CS1102 Lab 3

This week's work

(My thanks go to the fine men and women of the National Weather Service Forecast Western Region Headquarters in Salt Lake City for their description of rainbows, which I have adapted for use in this worksheet.)

This lab helps you to master CSS selectors. Put your work in a new folder called lab3 (all lowercase), which you should create inside your cs1102 folder.

The following content is provided:

Download rainbow.html and save it in your cs1102\lab3 folder. It contains a couple of tags that we haven't covered but that should not be a problem in tackling this lab.

Important. For this lab, you must not modify rainbow.html.

In your lab3 folder, create a CSS stylesheet, rainbow.css (all lowercase) that causes rainbow.html to appear as it appears in rainbow.jpg.

The smaller your stylesheet is, the better!

You only need to set the color and background-color properties. And the colours I have used are: black, white, red, purple, fuchsia (the pink colour), lime (the green colour), blue and aqua (the green-blue colour).

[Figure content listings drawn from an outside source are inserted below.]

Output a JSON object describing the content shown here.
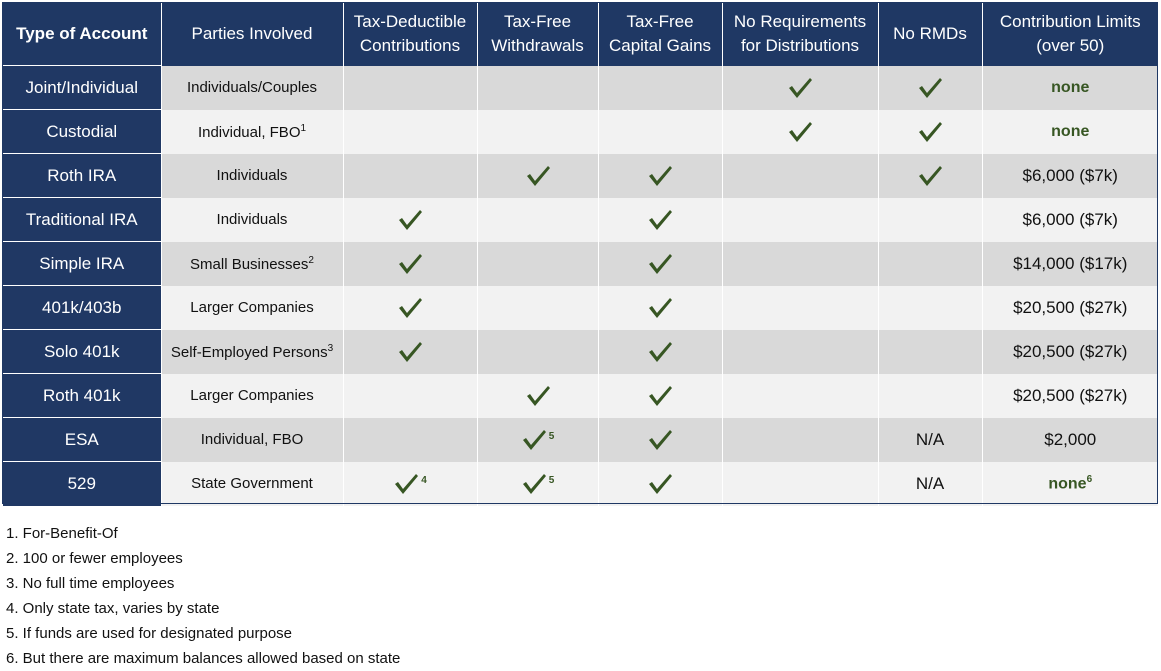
{
  "headers": [
    "Type of Account",
    "Parties Involved",
    "Tax-Deductible\nContributions",
    "Tax-Free\nWithdrawals",
    "Tax-Free\nCapital Gains",
    "No Requirements\nfor Distributions",
    "No RMDs",
    "Contribution Limits\n(over 50)"
  ],
  "check_icon": "check-icon",
  "accent_color": "#1f3864",
  "check_color": "#375623",
  "rows": [
    {
      "account": "Joint/Individual",
      "parties": "Individuals/Couples",
      "parties_sup": "",
      "deductible": "",
      "deductible_fn": "",
      "withdrawals": "",
      "withdrawals_fn": "",
      "capgains": "",
      "noreq": "check",
      "normd": "check",
      "limit": "none",
      "limit_sup": "",
      "limit_green": true
    },
    {
      "account": "Custodial",
      "parties": "Individual, FBO",
      "parties_sup": "1",
      "deductible": "",
      "deductible_fn": "",
      "withdrawals": "",
      "withdrawals_fn": "",
      "capgains": "",
      "noreq": "check",
      "normd": "check",
      "limit": "none",
      "limit_sup": "",
      "limit_green": true
    },
    {
      "account": "Roth IRA",
      "parties": "Individuals",
      "parties_sup": "",
      "deductible": "",
      "deductible_fn": "",
      "withdrawals": "check",
      "withdrawals_fn": "",
      "capgains": "check",
      "noreq": "",
      "normd": "check",
      "limit": "$6,000 ($7k)",
      "limit_sup": "",
      "limit_green": false
    },
    {
      "account": "Traditional IRA",
      "parties": "Individuals",
      "parties_sup": "",
      "deductible": "check",
      "deductible_fn": "",
      "withdrawals": "",
      "withdrawals_fn": "",
      "capgains": "check",
      "noreq": "",
      "normd": "",
      "limit": "$6,000 ($7k)",
      "limit_sup": "",
      "limit_green": false
    },
    {
      "account": "Simple IRA",
      "parties": "Small Businesses",
      "parties_sup": "2",
      "deductible": "check",
      "deductible_fn": "",
      "withdrawals": "",
      "withdrawals_fn": "",
      "capgains": "check",
      "noreq": "",
      "normd": "",
      "limit": "$14,000 ($17k)",
      "limit_sup": "",
      "limit_green": false
    },
    {
      "account": "401k/403b",
      "parties": "Larger Companies",
      "parties_sup": "",
      "deductible": "check",
      "deductible_fn": "",
      "withdrawals": "",
      "withdrawals_fn": "",
      "capgains": "check",
      "noreq": "",
      "normd": "",
      "limit": "$20,500 ($27k)",
      "limit_sup": "",
      "limit_green": false
    },
    {
      "account": "Solo 401k",
      "parties": "Self-Employed Persons",
      "parties_sup": "3",
      "deductible": "check",
      "deductible_fn": "",
      "withdrawals": "",
      "withdrawals_fn": "",
      "capgains": "check",
      "noreq": "",
      "normd": "",
      "limit": "$20,500 ($27k)",
      "limit_sup": "",
      "limit_green": false
    },
    {
      "account": "Roth 401k",
      "parties": "Larger Companies",
      "parties_sup": "",
      "deductible": "",
      "deductible_fn": "",
      "withdrawals": "check",
      "withdrawals_fn": "",
      "capgains": "check",
      "noreq": "",
      "normd": "",
      "limit": "$20,500 ($27k)",
      "limit_sup": "",
      "limit_green": false
    },
    {
      "account": "ESA",
      "parties": "Individual, FBO",
      "parties_sup": "",
      "deductible": "",
      "deductible_fn": "",
      "withdrawals": "check",
      "withdrawals_fn": "5",
      "capgains": "check",
      "noreq": "",
      "normd": "N/A",
      "limit": "$2,000",
      "limit_sup": "",
      "limit_green": false
    },
    {
      "account": "529",
      "parties": "State Government",
      "parties_sup": "",
      "deductible": "check",
      "deductible_fn": "4",
      "withdrawals": "check",
      "withdrawals_fn": "5",
      "capgains": "check",
      "noreq": "",
      "normd": "N/A",
      "limit": "none",
      "limit_sup": "6",
      "limit_green": true
    }
  ],
  "footnotes": [
    "1. For-Benefit-Of",
    "2. 100 or fewer employees",
    "3. No full time employees",
    "4. Only state tax, varies by state",
    "5. If funds are used for designated purpose",
    "6. But there are maximum balances allowed based on state"
  ]
}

It might be nice if you validated your CSS, like you did for lab 2: http://jigsaw.w3.org/css-validator/.

Deadline: 1pm, Tuesday 30th October (due to the public holiday).

Submit rainbow.css in the usual way, this time selecting LAB3 when prompted.

Challenge exercise

Remember, challenge exercises are always optional. They do not form part of your year's work and they are not worth any marks. They are designed for those students who finish the main exercise quickly and easily, and wish to explore further.

This challenge is to find the shortest stylesheet that can do the job.

We'll make this a competition. If you think you've got a potential winner, then email me your stylesheet by the deadline. The shortest will win one of my worthless book vouchers. You can interpret short in one of two ways: fewest rules or fewest characters. As usual, judge's decision (my decision) is final.